Updated: Nov 16, 2020

Aditya Anamey Das

October 30, 2020


Saisri helping stranded migrant workers

(Source: Udayavani)

It was around mid-noon when my friend and I rounded that corner to the Manipal Forensic Lab. Masks on our faces, we looked at the otherwise deserted once-bustling street. As we ran through the questions we had revised over and over in our minds, she stepped out of the forensic lab. An air of urgency seemed to follow her as she quickly walked towards us. We were soon standing face to face with the alumni turned saviour of the migrants, Saisri Akondi, an alumni of the Manipal Institute of Technology.

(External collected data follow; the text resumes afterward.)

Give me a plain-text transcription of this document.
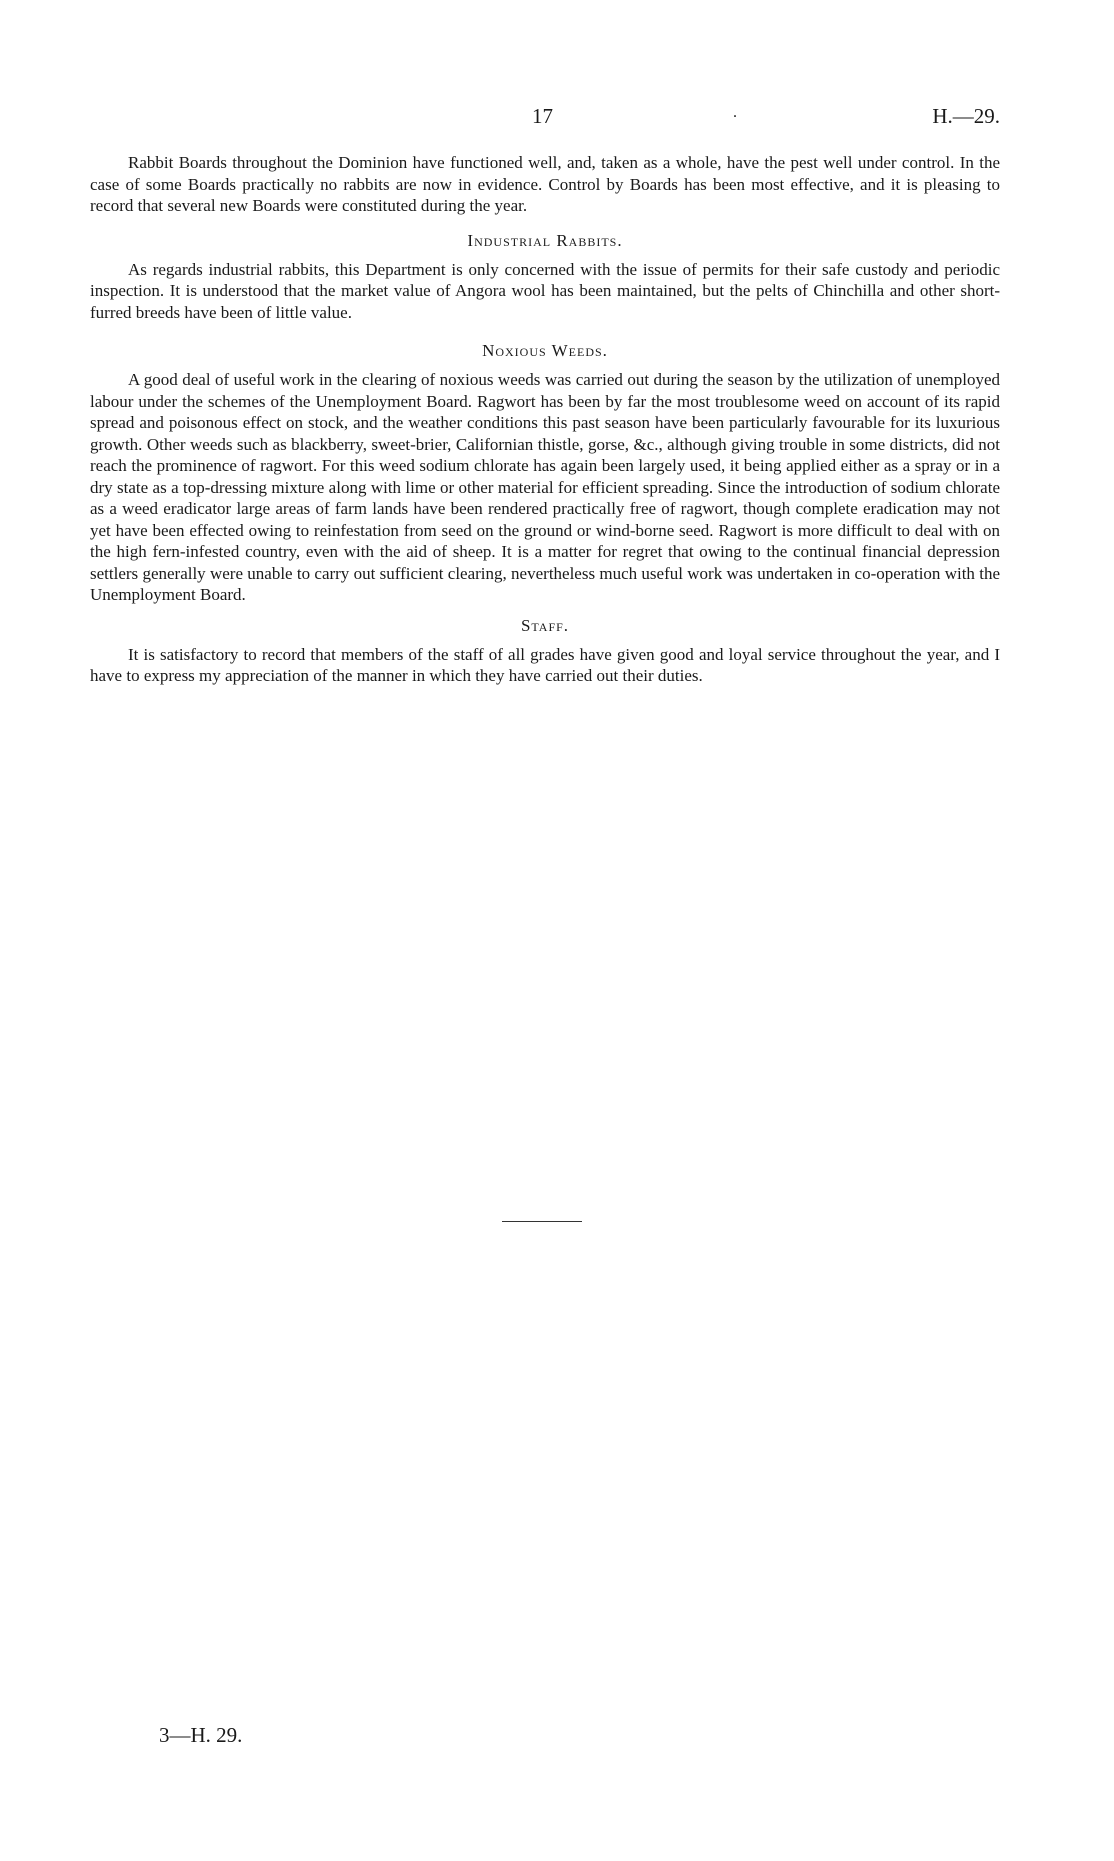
17	.	H.—29.

Rabbit Boards throughout the Dominion have functioned well, and, taken as a whole, have the pest well under control. In the case of some Boards practically no rabbits are now in evidence. Control by Boards has been most effective, and it is pleasing to record that several new Boards were constituted during the year.

Industrial Rabbits.

As regards industrial rabbits, this Department is only concerned with the issue of permits for their safe custody and periodic inspection. It is understood that the market value of Angora wool has been maintained, but the pelts of Chinchilla and other short-furred breeds have been of little value.

Noxious Weeds.

A good deal of useful work in the clearing of noxious weeds was carried out during the season by the utilization of unemployed labour under the schemes of the Unemployment Board. Ragwort has been by far the most troublesome weed on account of its rapid spread and poisonous effect on stock, and the weather conditions this past season have been particularly favourable for its luxurious growth. Other weeds such as blackberry, sweet-brier, Californian thistle, gorse, &c., although giving trouble in some districts, did not reach the prominence of ragwort. For this weed sodium chlorate has again been largely used, it being applied either as a spray or in a dry state as a top-dressing mixture along with lime or other material for efficient spreading. Since the introduction of sodium chlorate as a weed eradicator large areas of farm lands have been rendered practically free of ragwort, though complete eradication may not yet have been effected owing to reinfestation from seed on the ground or wind-borne seed. Ragwort is more difficult to deal with on the high fern-infested country, even with the aid of sheep. It is a matter for regret that owing to the continual financial depression settlers generally were unable to carry out sufficient clearing, nevertheless much useful work was undertaken in co-operation with the Unemployment Board.

Staff.

It is satisfactory to record that members of the staff of all grades have given good and loyal service throughout the year, and I have to express my appreciation of the manner in which they have carried out their duties.

3—H. 29.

The ex-MITian had managed to save 49 migrants who had been stuck at the Udupi railway station ever since the lockdown began. Saisri had come across these migrants one day when she and her friends decided to step up and help them out. She had contacted their respective states and managed to raise enough money to get their return tickets booked. Our very own little Sonu Sood, this girl was nothing short of an inspiration standing right before my eyes.

She told us about the migrants who had once left behind their families and their homes to travel to Karnataka to help build the railway lines. This was their livelihood. Everything was going well for these migrants until the lockdown began and the contractor who had once hired them turned his back on them. They were left without any shelter. There were children and women among the group who had not seen a roof for days.

Surviving on whatever leftover food they had and tap water, these people had no one to turn to. They tried approaching the police but were told to stay at the railway station and to fill out the migrant form for government support. These people, who did not even have enough food to feed all the mouths, found themselves staring at a dead-end when one of them tried accessing the migrant form. They did not understand a word from the migrant form. Their problem wasn't just one of lack of comprehension, they also lacked the means to fill a form that asked for a duplicate copy of one's identification proof with their passport size photographs attached.

Brought up in poverty, these people did not possess any identification cards that could help them get back home. On top of that, they lacked the means to fill the form as most of them did not even have a mobile phone. It was only when Saisri spoke to them that she came to understand the gravity of the situation. One of the women was pregnant and due to give birth soon. These people had nowhere to go and no one to place their faith in.

Desperation is often contagious and the desperation to get back home brought about the desperate will to get these people to safety. Saisri was determined. She spent the next few days raising money and going around office-to-office, asking for any assistance she could avail. She started collecting information on these migrant workers to fill out their forms.

She told us that she needed help with the database. We spent the next few nights glued to our screens, filling out excel sheets after excel sheets from handwritten notes provided to us by the migrant workers. We soon found out that she had arranged for KSRTC buses to drop these people home. As we transcribed the last of the poorly written notes, there was hope in our hearts once again. Hope that there were people out there who cared. People like Saisri Akondi.